Life is ....
I can't believe how quickly things can change.
Saturday I was worrying about our budget. Actually I wasn't worrying. I was feeling confident that we were on the right track and things were going to be fine.
Sunday I was worrying about what to cook for dinner for the week. Was I repeating Ham Mac n Cheese to close to each other? Did it matter casue the family loves it and it's quick and easy to cook.
Monday morning I learned what real worry was.
Scott was in the ER. His blood pressure was off the charts low, which is far from normal for him. The pain he was having in his left side was uncontrollable.

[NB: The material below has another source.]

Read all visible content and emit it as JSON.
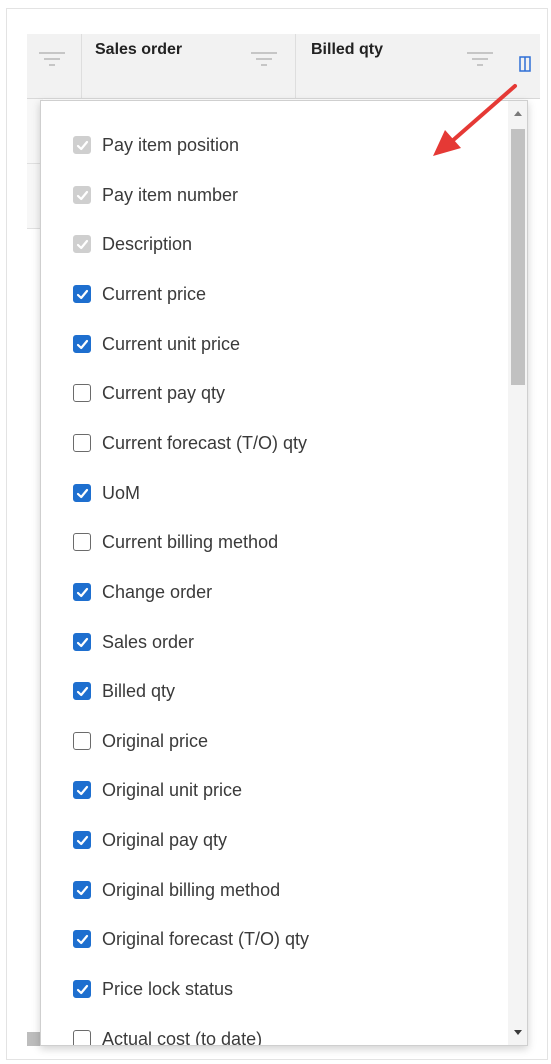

I knew what was happening and I feared the abosolute worst. I know the ER nurse did too. She repeatedly came into the room and told Scott not to move. "You have to try to be as still as possible".
After a CT scan it was confirmed that Scott had blood clots in his right upper lobe of his lung and left lower lobe. Dopplers on his legs showed he also had a clot in his left calf.
Helpless is a horrible feeling. Helpless can slow the minutes on a clock down to days. It can destroy the positive spirit in a blink. Helpless wanted to become my new best friend but I have deemed it my new enemy.
Helpless woke me up around 3:30 Tuesday morning. I got out of bed and sent emails to friends and then posted a message on FB asking for prayers. Some how I found comfort by doing this. I was able to pass my helpless feeling to all of you for just a short time and slept for and hour and half after I did this.
The kids are doing and being good. They miss there dad.
We are planning for Scott to come home this Monday. He will be on blood thinners for at least 6 months.